Justice of the Supreme Court of New Zealand
- In office 1 January 2004 – 21 August 2012
- Nominated by: Helen Clark
- Appointed by: Silvia Cartwright
- Preceded by: Position Established
- Succeeded by: Robert Chambers

Justice of the Court of Appeal of New Zealand
- In office 1 June 1997 – 1 January 2004
- Nominated by: Jim Bolger
- Appointed by: Michael Hardie Boys

Justice of the High Court of New Zealand
- In office October 1986 – 1 June 1997

Personal details
- Born: 22 August 1942 (age 83) Oxford, England
- Spouse(s): Judith Ann Oliver (1967 to her death in 2010), Mary Jo Nicholson (2012-)^{[citation needed]}
- Children: 3
- Alma mater: University of Canterbury
- Awards: Canterbury District Law Society’s Gold Medal Sir Timothy Cleary Memorial Prize

= Andrew Tipping =

New Zealand judge

Sir Andrew Patrick Charles Tipping (/ændru tɪpɪŋ/; born 22 August 1942) is a New Zealand jurist who served as a Justice of the Supreme Court of New Zealand from 2004 until his retirement in 2012. He is New Zealand's longest-serving judge, serving on the bench for 25 years. Tipping was also a member of the Privy Council of the United Kingdom. His tenure as a jurist has been widely acclaimed and his contributions to the shaping of New Zealand law are considered to be substantial and permanent.

==Early life==
Born in Oxford, England, Tipping came to New Zealand at an early age. He was educated at Cheltenham College, England, and then at Christ’s College and the University of Canterbury. He graduated with a Bachelor of Arts degree majoring in classics, a Bachelor of Laws degree, and then Master of Laws with first-class honours.

==Career==
He practiced as a common law partner in the Christchurch firm of Wynn Williams & Co. He was President of the Canterbury District Law Society in 1984 and a council member of the New Zealand Law Society from 1982–1984. In 1986, he was appointed to the High Court. He was promoted to the Court of Appeal on 1 June 1997, and appointed to the Privy Council a year later. In the Court of Appeal he was a member of the court that said the Maori Land Court had jurisdiction to decide the status of the foreshore and seabed in Ngati Apa v Attorney-General.

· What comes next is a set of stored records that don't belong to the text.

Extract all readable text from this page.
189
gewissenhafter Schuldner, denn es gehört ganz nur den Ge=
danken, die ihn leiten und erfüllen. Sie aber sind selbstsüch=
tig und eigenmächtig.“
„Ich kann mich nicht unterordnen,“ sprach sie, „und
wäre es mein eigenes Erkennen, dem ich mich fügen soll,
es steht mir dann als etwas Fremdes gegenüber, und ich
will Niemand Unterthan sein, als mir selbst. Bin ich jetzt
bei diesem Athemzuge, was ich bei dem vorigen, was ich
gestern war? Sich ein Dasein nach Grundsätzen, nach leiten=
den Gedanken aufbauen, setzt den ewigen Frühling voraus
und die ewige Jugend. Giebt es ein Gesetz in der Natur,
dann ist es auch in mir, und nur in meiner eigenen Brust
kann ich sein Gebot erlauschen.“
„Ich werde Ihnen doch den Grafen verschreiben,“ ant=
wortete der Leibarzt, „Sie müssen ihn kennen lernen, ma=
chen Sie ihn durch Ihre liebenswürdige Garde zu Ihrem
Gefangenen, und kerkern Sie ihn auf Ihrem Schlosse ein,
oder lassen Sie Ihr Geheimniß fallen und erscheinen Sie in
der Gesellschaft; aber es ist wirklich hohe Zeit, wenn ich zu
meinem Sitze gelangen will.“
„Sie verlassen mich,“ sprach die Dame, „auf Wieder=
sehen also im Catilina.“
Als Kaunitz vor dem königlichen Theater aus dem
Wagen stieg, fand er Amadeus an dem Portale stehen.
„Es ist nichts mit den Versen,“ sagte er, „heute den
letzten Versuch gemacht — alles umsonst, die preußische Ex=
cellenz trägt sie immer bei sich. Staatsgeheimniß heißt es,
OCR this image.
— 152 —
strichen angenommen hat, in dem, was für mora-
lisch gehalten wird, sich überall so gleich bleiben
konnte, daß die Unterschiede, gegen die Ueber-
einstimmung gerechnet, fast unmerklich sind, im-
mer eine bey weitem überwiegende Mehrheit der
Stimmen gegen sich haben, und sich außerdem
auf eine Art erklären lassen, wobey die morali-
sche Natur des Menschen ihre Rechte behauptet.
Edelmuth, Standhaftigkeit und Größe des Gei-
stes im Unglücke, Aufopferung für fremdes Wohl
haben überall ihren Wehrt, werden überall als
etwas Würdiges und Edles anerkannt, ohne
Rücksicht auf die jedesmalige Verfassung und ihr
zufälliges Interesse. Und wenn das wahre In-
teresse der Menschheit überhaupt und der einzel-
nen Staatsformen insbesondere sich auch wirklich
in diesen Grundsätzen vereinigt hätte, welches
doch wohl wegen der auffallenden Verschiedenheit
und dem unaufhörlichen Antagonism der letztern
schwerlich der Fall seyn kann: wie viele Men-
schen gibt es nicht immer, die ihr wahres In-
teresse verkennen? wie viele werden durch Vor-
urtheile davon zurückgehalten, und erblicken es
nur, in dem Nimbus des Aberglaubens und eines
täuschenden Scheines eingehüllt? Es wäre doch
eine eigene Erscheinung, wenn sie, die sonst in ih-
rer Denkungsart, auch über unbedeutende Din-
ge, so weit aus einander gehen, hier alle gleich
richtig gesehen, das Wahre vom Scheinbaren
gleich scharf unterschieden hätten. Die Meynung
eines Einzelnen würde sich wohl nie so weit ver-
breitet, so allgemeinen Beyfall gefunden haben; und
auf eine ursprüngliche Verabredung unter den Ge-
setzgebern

From 2004 the Privy Council was replaced as New Zealand’s highest appellate court by a Supreme Court of New Zealand, with the passage of the Supreme Court Act 2003. Attorney General Margaret Wilson was tasked with appointing the entire bench simultaneously, She announced that the appointments would be based on merit and seniority. This meant on 1 January 2004, Tipping became one of the initial members of the new Supreme Court of New Zealand as the most senior Justices on the Court of Appeal were appointed to the new Court.

Tipping retired from the Supreme Court on 17 August 2012. On 20 September 2012 Tipping was appointed an Acting Judge of the Supreme Court. He retired as an Acting Judge of the Supreme Court in August 2017 upon reaching the statutory retirement age.

In the 2006 New Year Honours, Tipping was appointed a Distinguished Companion of the New Zealand Order of Merit, for services as a judge of the Supreme Court and Court of Appeal of New Zealand. In the 2009 Special Honours he accepted re-designation as a Knight Companion of the New Zealand Order of Merit following the re-introduction of titular honours by the New Zealand government.